Function arm_nn_mat_mult_kernel_s4_s16¶
Defined in File arm_nnsupportfunctions.h
Function Documentation¶
-
int8_t *arm_nn_mat_mult_kernel_s4_s16(const int8_t *input_a, const int16_t *input_b, const uint16_t output_ch, const int32_t *out_shift, const int32_t *out_mult, const int32_t out_offset, const int32_t activation_min, const int32_t activation_max, const int32_t num_col_a, const int32_t *const output_bias, int8_t *out_0)¶
Matrix-multiplication function for convolution with per-channel requantization and 4 bit weights.
- Parameters:
input_a – [in] pointer to operand A, int8 packed with 2x int4.
input_b – [in] pointer to operand B, always consists of 2 vectors.
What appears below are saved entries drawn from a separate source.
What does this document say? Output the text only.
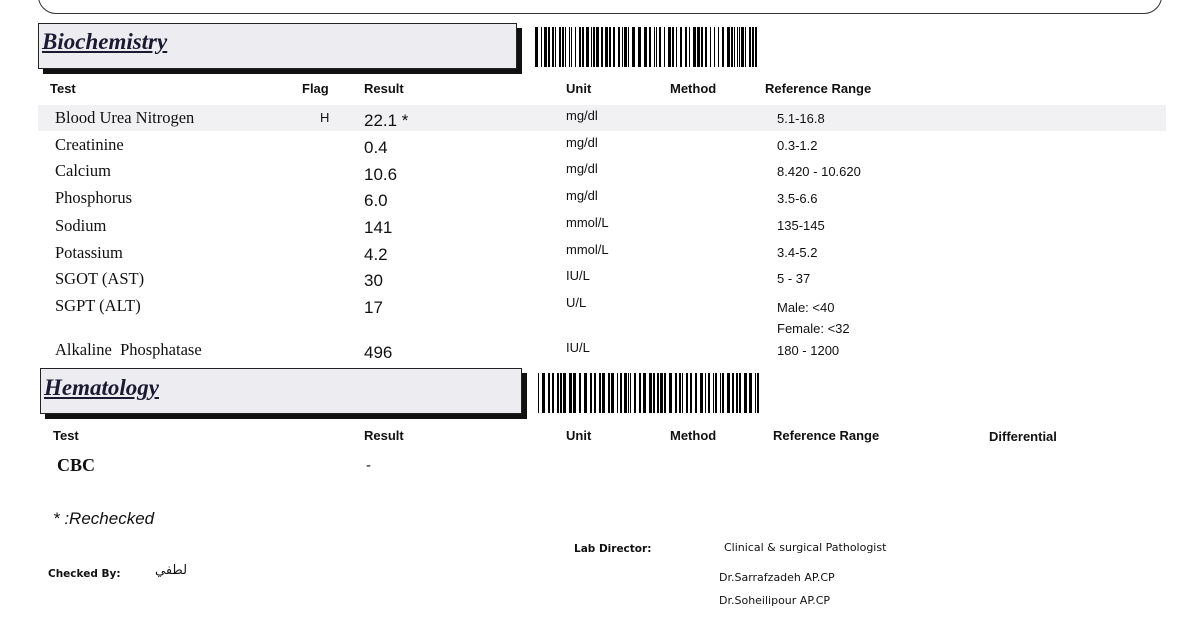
Biochemistry
Test	Flag	Result	Unit	Method	Reference Range
Blood Urea Nitrogen	H 22.1 *	mg/dl	5.1-16.8
Creatinine	0.4	mg/dl	0.3-1.2
Calcium	10.6	mg/dl	8.420 - 10.620
Phosphorus	6.0	mg/dl	3.5-6.6
Sodium	141	mmol/L	135-145
Potassium	4.2	mmol/L	3.4-5.2
SGOT (AST)	30	IU/L	5 - 37
SGPT (ALT)	17	U/L	Male: <40
Female: <32
Alkaline  Phosphatase	496	IU/L	180 - 1200
Hematology
Test	Result	Unit	Method	Reference Range	Differential
CBC	-
* :Rechecked
Checked By:	لطفي
Lab Director:	Clinical & surgical Pathologist
Dr.Sarrafzadeh AP.CP
Dr.Soheilipour AP.CP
output_ch – [in] number of rows of A
out_shift – [in] pointer to per output channel requantization shift parameter.
out_mult – [in] pointer to per output channel requantization multiplier parameter.
out_offset – [in] output tensor offset.
activation_min – [in] minimum value to clamp the output to. Range : int8
activation_max – [in] maximum value to clamp the output to. Range : int8
num_col_a – [in] number of columns of A
output_bias – [in] per output channel bias. Range : int32
out_0 – [inout] pointer to output
- Returns:
The function returns one of the two
The incremented output pointer for a successful operation or
NULL if implementation is not available.
This function does the matrix multiplication of weight matrix for all output channels with 2 columns from im2col and produces two elements/output_channel. The outputs are clamped in the range provided by activation min and max. Supported framework: TensorFlow Lite micro.